Et c’est ce qui rend Infinite si troublant de pertinence. Il ne se contente pas de critiquer une idéologie particulière ; il remet en question l’acte même d’idéaliser le passé.
Columbia est le rêve fiévreux d’une Amérique qui refuse de regarder vers l’avenir—qui préfère répéter son histoire encore et encore, convaincue que cette fois, les choses seront différentes. Et c’est exactement le dilemme des États-Unis en 2025. Trump et ses partisans ont réussi à vendre l’idée que le pays peut redevenir grand sans jamais reconnaître que cette prétendue grandeur n’a jamais existé pour la majorité des Américains.
Le prix de la rédemption
Nous sommes en 2025, et le rêve américain est toujours une bulle prête à éclater. Le pays est toujours coincé dans sa propre boucle. Les promesses d’un avenir meilleur se heurtent constamment au désir d’un passé idéalisé qui n’a jamais existé. Et alors que nous continuons à faire les mêmes choix encore et encore, une question demeure : allons-nous enfin briser le cycle ? Ou, comme Booker, allons-nous continuer à franchir la même porte, en espérant qu’elle nous mène enfin ailleurs ?

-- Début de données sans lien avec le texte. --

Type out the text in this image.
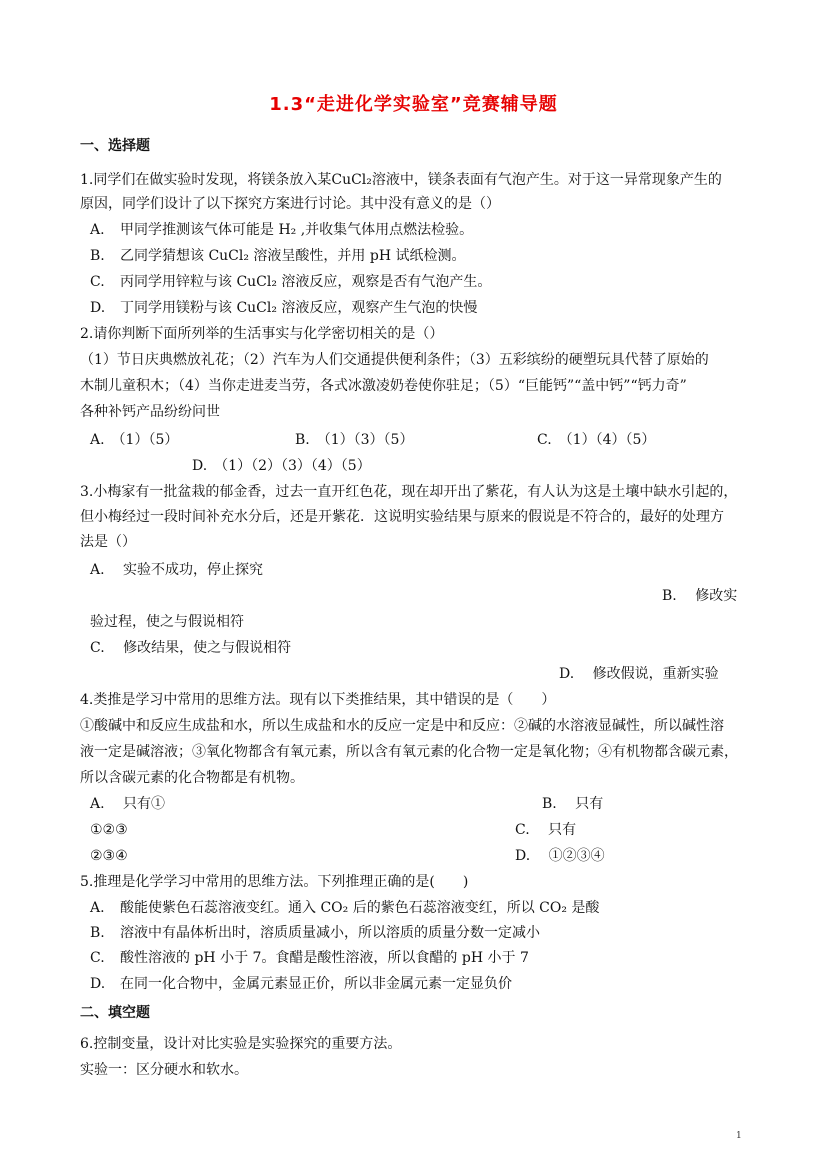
1.3“走进化学实验室”竞赛辅导题
一、选择题
1.同学们在做实验时发现，将镁条放入某CuCl₂溶液中，镁条表面有气泡产生。对于这一异常现象产生的
原因，同学们设计了以下探究方案进行讨论。其中没有意义的是（）
A. 甲同学推测该气体可能是 H₂ ,并收集气体用点燃法检验。
B. 乙同学猜想该 CuCl₂ 溶液呈酸性，并用 pH 试纸检测。
C. 丙同学用锌粒与该 CuCl₂ 溶液反应，观察是否有气泡产生。
D. 丁同学用镁粉与该 CuCl₂ 溶液反应，观察产生气泡的快慢
2.请你判断下面所列举的生活事实与化学密切相关的是（）
（1）节日庆典燃放礼花；（2）汽车为人们交通提供便利条件；（3）五彩缤纷的硬塑玩具代替了原始的
木制儿童积木；（4）当你走进麦当劳，各式冰激凌奶卷使你驻足；（5）“巨能钙”“盖中钙”“钙力奇”
各种补钙产品纷纷问世
A.　（1）（5）	B.　（1）（3）（5）	C.　（1）（4）（5）
D.　（1）（2）（3）（4）（5）
3.小梅家有一批盆栽的郁金香，过去一直开红色花，现在却开出了紫花，有人认为这是土壤中缺水引起的，
但小梅经过一段时间补充水分后，还是开紫花．这说明实验结果与原来的假说是不符合的，最好的处理方
法是（）
A.　 实验不成功，停止探究
B.　 修改实
验过程，使之与假说相符
C.　 修改结果，使之与假说相符
D.　 修改假说，重新实验
4.类推是学习中常用的思维方法。现有以下类推结果，其中错误的是（　　）
①酸碱中和反应生成盐和水，所以生成盐和水的反应一定是中和反应：②碱的水溶液显碱性，所以碱性溶
液一定是碱溶液；③氧化物都含有氧元素，所以含有氧元素的化合物一定是氧化物；④有机物都含碳元素，
所以含碳元素的化合物都是有机物。
A.　 只有①	B.　 只有
①②③	C.　 只有
②③④	D.　 ①②③④
5.推理是化学学习中常用的思维方法。下列推理正确的是(　　)
A. 酸能使紫色石蕊溶液变红。通入 CO₂ 后的紫色石蕊溶液变红，所以 CO₂ 是酸
B. 溶液中有晶体析出时，溶质质量减小，所以溶质的质量分数一定减小
C. 酸性溶液的 pH 小于 7。食醋是酸性溶液，所以食醋的 pH 小于 7
D. 在同一化合物中，金属元素显正价，所以非金属元素一定显负价
二、填空题
6.控制变量，设计对比实验是实验探究的重要方法。
实验一：区分硬水和软水。
1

-Gergely Herpai „BadSector”-
Avantages :
+ Récit unique et profondeur philosophique
+ Une construction du monde et une atmosphère spectaculaires
+ Des personnages complexes et intéressants
Inconvénients :
– Un gameplay linéaire, avec peu de décisions réelles
– Le système de combat est parfois répétitif
– L’IA n’est pas réelle
Éditeur : 2K Games
Développeur : Irrational Games
Style :FPS, action narrative
Publié : 2013. 26 mars
Jouabilité
Graphismes
Histoire
Musique/audio
Ambiance
BioShock Infinite offre une expérience narrative inoubliable qui soulève des questions pertinentes—non seulement sur l’industrie du jeu vidéo, mais aussi sur la société elle-même. Bien que son gameplay ne soit pas parfait, son univers et sa narration en font l’un des FPS les plus marquants à ce jour. Et le fait qu’il reste toujours aussi actuel aujourd’hui ? C’est sans doute la partie la plus effrayante.